See, Husband has this rather nerdy hobby of collecting frequent flyer miles by the way we spend our money. Your eyes would cross to see his formula of credit cards, online shopping portals, and following other crazies who write blogs and Twitter feeds about such topics.
“Got us two first-class tickets to Italy,” he announced recently as pleased with himself as he had slain a dragon.
“How much did you pay?” I asked knowing this is his favorite question.
“Well, they should’ve cost about $20,000,” he started off.
“And I paid $140 for both!” he exclaimed. Make sure you insert giggling like a schoolgirl when you try to imagine him saying this.
And so off we went to the land of romance, pasta, and fresh tomatoes.
“How are you doing?” my sister texted me as Husband and we changed planes.
“I think, I’m turning into more of a homebody as I get older,” I confessed.
“Please,” she corrected. “You were a homebody when you eight.”
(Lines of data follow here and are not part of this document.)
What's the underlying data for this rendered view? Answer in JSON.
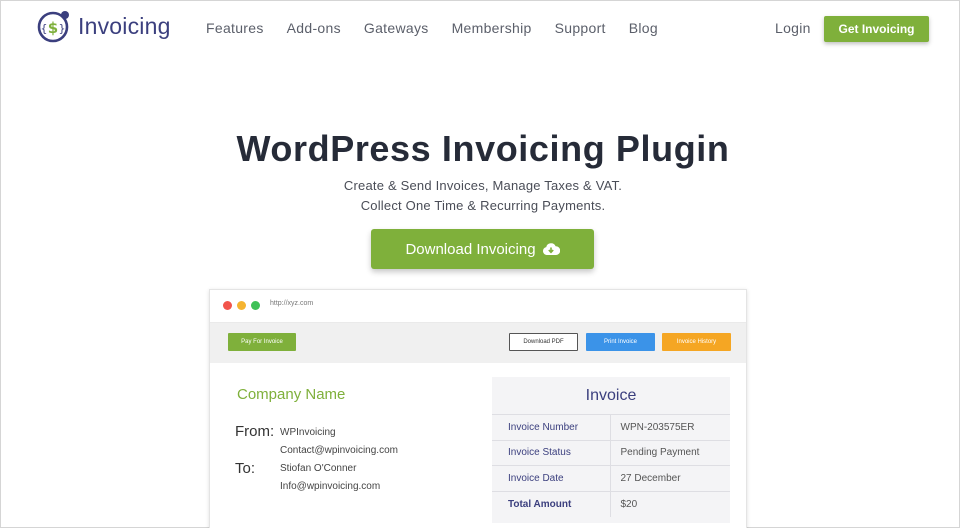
{
  "header": {
    "logo_text": "Invoicing",
    "nav": [
      "Features",
      "Add-ons",
      "Gateways",
      "Membership",
      "Support",
      "Blog"
    ],
    "login": "Login",
    "cta": "Get Invoicing"
  },
  "hero": {
    "title": "WordPress Invoicing Plugin",
    "subtitle_line1": "Create & Send Invoices, Manage Taxes & VAT.",
    "subtitle_line2": "Collect One Time & Recurring Payments.",
    "download_label": "Download Invoicing"
  },
  "browser": {
    "url": "http://xyz.com",
    "buttons": {
      "pay": "Pay For Invoice",
      "pdf": "Download PDF",
      "print": "Print Invoice",
      "history": "Invoice History"
    },
    "company_name": "Company Name",
    "from_label": "From:",
    "to_label": "To:",
    "from_name": "WPInvoicing",
    "from_email": "Contact@wpinvoicing.com",
    "to_name": "Stiofan O'Conner",
    "to_email": "Info@wpinvoicing.com",
    "invoice": {
      "title": "Invoice",
      "rows": [
        {
          "label": "Invoice Number",
          "value": "WPN-203575ER"
        },
        {
          "label": "Invoice Status",
          "value": "Pending Payment"
        },
        {
          "label": "Invoice Date",
          "value": "27 December"
        },
        {
          "label": "Total Amount",
          "value": "$20"
        }
      ]
    }
  },
  "colors": {
    "brand_green": "#7fb03b",
    "brand_navy": "#3b3f7e",
    "print_blue": "#3b93e8",
    "history_orange": "#f5a623"
  }
}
Ah, yes, the vivid memory of Montecito Sequoia Girls Camp.
So homesick I could barely breathe.
True story—I wrote a letter home to my parents using felt tip ink and held the paper under my chin so that my tears could splash the page and make the ink run.
You laugh, but hey, it worked. My parents came and got me. To this day, they’re convinced that something awful must have happened at that camp.
Except, I wanted to come home.
Flash forward all these decades later. There was no calling my Mommy as I flew over the Atlantic with the man I love.
Enjoying Rome and the Amalfi Coast was pretty darn easy.
Once my husband gets me out there, he and I are well-matched travel companions in what we want to do, see, eat and spend.
Husband, sensing my delight with the trip, thinking just maybe he had converted me from stayer to goer, took my hand, smiled and asked, “So where do you want to go next?”
I could see he was hoping for “Ireland! Morocco! Cape Town!”
It broke my heart to have to break his.
“Home.” “I want to go home.”
The day after our return Husband says, “Y’know, I’m happy to be home, too.”
A small white lie on his part?
But a man who loves to see me happy? That’s someone I’ll follow to the ends of the Earth.
What about you, Dear Reader? Are you a stayer married to a goer? A goer in love with a stayer? How do make the balance work?